Ask a Coach

Q: Can I include personal information about myself, my family, or my interests in my resume?

A: You should never include personal information about yourself in your resume, outside information such as name, address, phone number and email address. The resume reviewer strictly wants to know your job-related information, not any personal information about things you like to do in your free time or any information about your family. This information is distracting and is never needed to help make decisions regarding hiring. In fact, although a hiring authority should not consider this information when making their decisions, there's a chance that sharing information about your family or personal interests might make you a less desirable candidate if the authority wonders whether you'll be able to commit to the demands of the position. Leave the possibility that this information is used in the hiring decision off the table and omit this information when you're writing your resume. If you're not sure, leave it out.

Websites for Career Exploration

It can be overwhelming when you're trying to find out more about possible career options and opportunities, especially when you're not quite sure where to start looking. These reliable websites can help jumpstart career exploration.

If you're looking for Federal positions, start with USAJobs.gov, the clearinghouse for Federal jobs. The Help Center of USAJobs offers many avenues for career exploration. You can also visit the website for each individual Federal agency to find out what kinds of positions are available within each agency and what kind of work might be required for those positions. USA.gov has a listing of all Federal agencies.

If you're looking for both Federal and private sector positions, there are various well-regarded and trustworthy websites you can turn to for career exploration. Here are a few of the ones with the most reliable and up-to-date information:

O*Net OnLine

O*Net is a website developed by the US Department of Labor to help job seekers browse occupations and explore various careers. You can search for careers by key words, industry, and even by career interests, or you can browse to see if anything sounds interesting. You can look for careers that have bright outlooks for hiring. There are also opportunities to find out about apprenticeships in various industries.

You can find videos about various careers that cover information about the type of career and what skills and background are needed. You can even search for careers that utilize specific mechanical tools or certain computer technology you have experience with. They also have options for finding careers related to your current career or position. If you're a Veteran, visit "My Next Move for Veterans," which allows you to see how your military skills or occupational specialty translates to civilian positions.

Bureau of Labor Statistics

This Federal website contains the most up-to-date employment numbers and occupational employment statistics by career area. You can go more specific than that, however; you can find national estimates for positions, industry profiles, and even profiles of employment outlooks for certain positions based upon geographic location. You can even find hourly and annual wage estimates. This website can help you determine whether an industry is on the rise in your area or whether the education, training and skills of a position match your background.

Career OneStop

Here you can explore careers, look for training opportunities, and find information about open positions. You can take online self-assessments, learn about careers and compare occupations, plan out your career, and find out about industry information to see if a career or industry is right for you.

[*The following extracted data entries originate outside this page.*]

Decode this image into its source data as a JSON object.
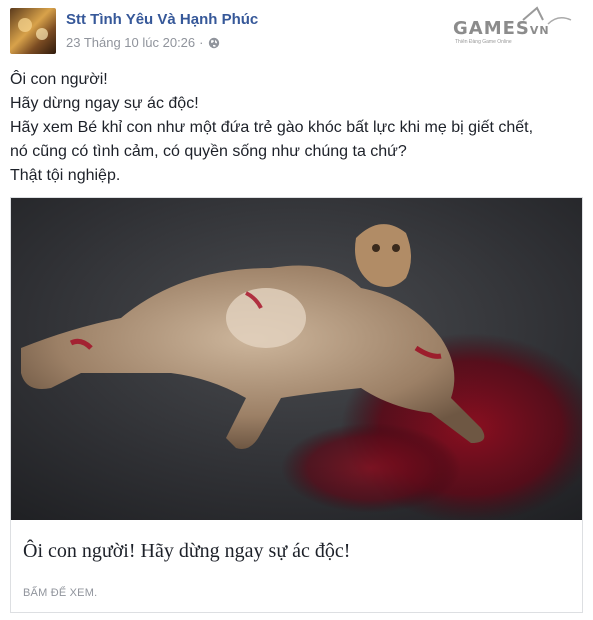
{
  "header": {
    "page_name": "Stt Tình Yêu Và Hạnh Phúc",
    "timestamp": "23 Tháng 10 lúc 20:26",
    "separator": "·",
    "privacy_icon": "globe-icon"
  },
  "watermark": {
    "brand": "GAMES",
    "brand_suffix": "VN",
    "tagline": "Thiên Đàng Game Online"
  },
  "post": {
    "lines": [
      "Ôi con người!",
      "Hãy dừng ngay sự ác độc!",
      "Hãy xem Bé khỉ con như một đứa trẻ gào khóc bất lực khi mẹ bị giết chết,",
      "nó cũng có tình cảm, có quyền sống như chúng ta chứ?",
      "Thật tội nghiệp."
    ]
  },
  "link_card": {
    "title": "Ôi con người! Hãy dừng ngay sự ác độc!",
    "caption": "BẤM ĐỂ XEM."
  },
  "colors": {
    "link_blue": "#365899",
    "meta_gray": "#90949c",
    "text_dark": "#1d2129",
    "border": "#dddfe2"
  }
}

Most importantly, it's the place to find where your local American Job Center is located. These job centers, sponsored by the Department of Labor, are located all across the country in every state. At these Centers you can meet with a career counselor, receive job training, look for positions and have access to state job banks. The Centers allow you to use phones and the Internet to conduct job searches and interviews. There are tools available to help you write a resume. They offer job seeker workshops. You can even find out how to apply for unemployment insurance in your state. Best of all, these Centers are completely free.

Engaging in career exploration can be as easy as a few clicks on the Internet. Good luck!